La structure du temps ainsi délimitée « peut être reconnue dans l'expérience de la fête ». En effet, les fêtes se reproduisent ; mais, à chaque fois, la fête « n'est ni une autre, ni la simple commémoration d'une fête originelle [...] L'expérience temporelle de la fête est plutôt la célébration, un présent sui generis ». On est libre d'évoquer à ce propos la définition que J. Cage donne de la poésie : une « célébration du fait que nous ne possédons rien » ; une fête de la non-possession ou du non-avoir. Ce qui ne signifie pas une dépossession ou une privation, mais bien plutôt une pauvreté essentielle, l'intensité d'une présence qui se détache sur fond de néant. Pareillement, pour Gadamer, la fête n'a rien d'autre à offrir que sa pure présence ; et, en ce sens, elle ne doit rien à la mémoire. Qu'elle « n'existe que célébrée », cela n'implique pas « qu'elle soit pour autant de caractère subjectif et qu'elle n'ait son être que dans la subjectivité de ceux qui la célèbrent ; au contraire, on célèbre la fête parce qu'elle est là ». La représentation théâtrale – et, ajouterons-nous, la performance – participe de la même économie : certes, elle n'existe que si elle s'adresse à des spectateurs. « Et pourtant son être n'est pas simplement le point de rencontre des sentiments éprouvés par les spectateurs. C'est plutôt l'inverse : l'être du spectateur est déterminé par le fait d'« assister » au spectacle. Assister, c'est plus que se trouver présent en même temps qu'une autre chose. Assister, c'est prendre part. Celui qui a assisté est parfaitement au courant de ce qui s'est passé réellement. Ce n'est qu'en un sens dérivé qu'assister désigne un comportement subjectif, celui d'être présent aux faits. Être spectateur est donc une manière authentique de prendre part. »

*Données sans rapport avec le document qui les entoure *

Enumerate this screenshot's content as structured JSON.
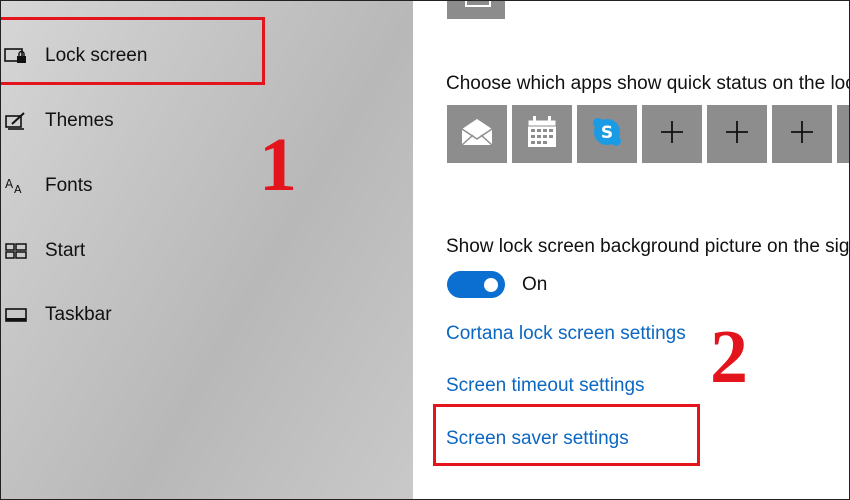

Être spectateur, c'est finalement participer au Rien évanescent de la fête : au fait que, par elle-même et « en dehors » de sa simple présence, la fête n'est rien. Pour cela, il importe que chaque spectateur intériorise, si l'on peut dire le Rien de la fête ; qu'il fasse donc le vide au sein de ses pensées, qu'il atteigne à ce que le zen appelle le « non-mental ». Cela exige-t-il le recours, ou le retour, à une mystique, et à une mystique orientale ou extrême-orientale ? Mais nous disions plus haut que si Zaj était « plus que le  », ce n'était pas par surenchère ou par érudition, cela peut fort bien s'effectuer par un approfondissement de ce que, depuis les Grecs, l'Occident lui-même recherche. Écoutons là-dessus Gadamer : « Déjà, dans le Phèdre, Platon stigmatise l'incompréhension avec laquelle, au nom d'une conception intellectualiste de la raison, on méconnaît d'ordinaire le caractère extatique de l'être-hors-de-soi, réduit à une simple négation de l'être-auprès-de-soi, donc à une espèce de folie. En vérité, être-hors-de-soi est la condition positive pour que l'on soit auprès de quelque chose, pour qu'on assiste. Assister, en ce sens, c'est s'oublier ; et ce qui constitue l'essence du spectateur, c'est qu'en s'oubliant il se voue au spectacle. Mais l'oubli de soi est ici tout autre chose qu'un état privatif, car il procède de l'abandon à la chose qui constitue la part d'activité propre au spectateur. »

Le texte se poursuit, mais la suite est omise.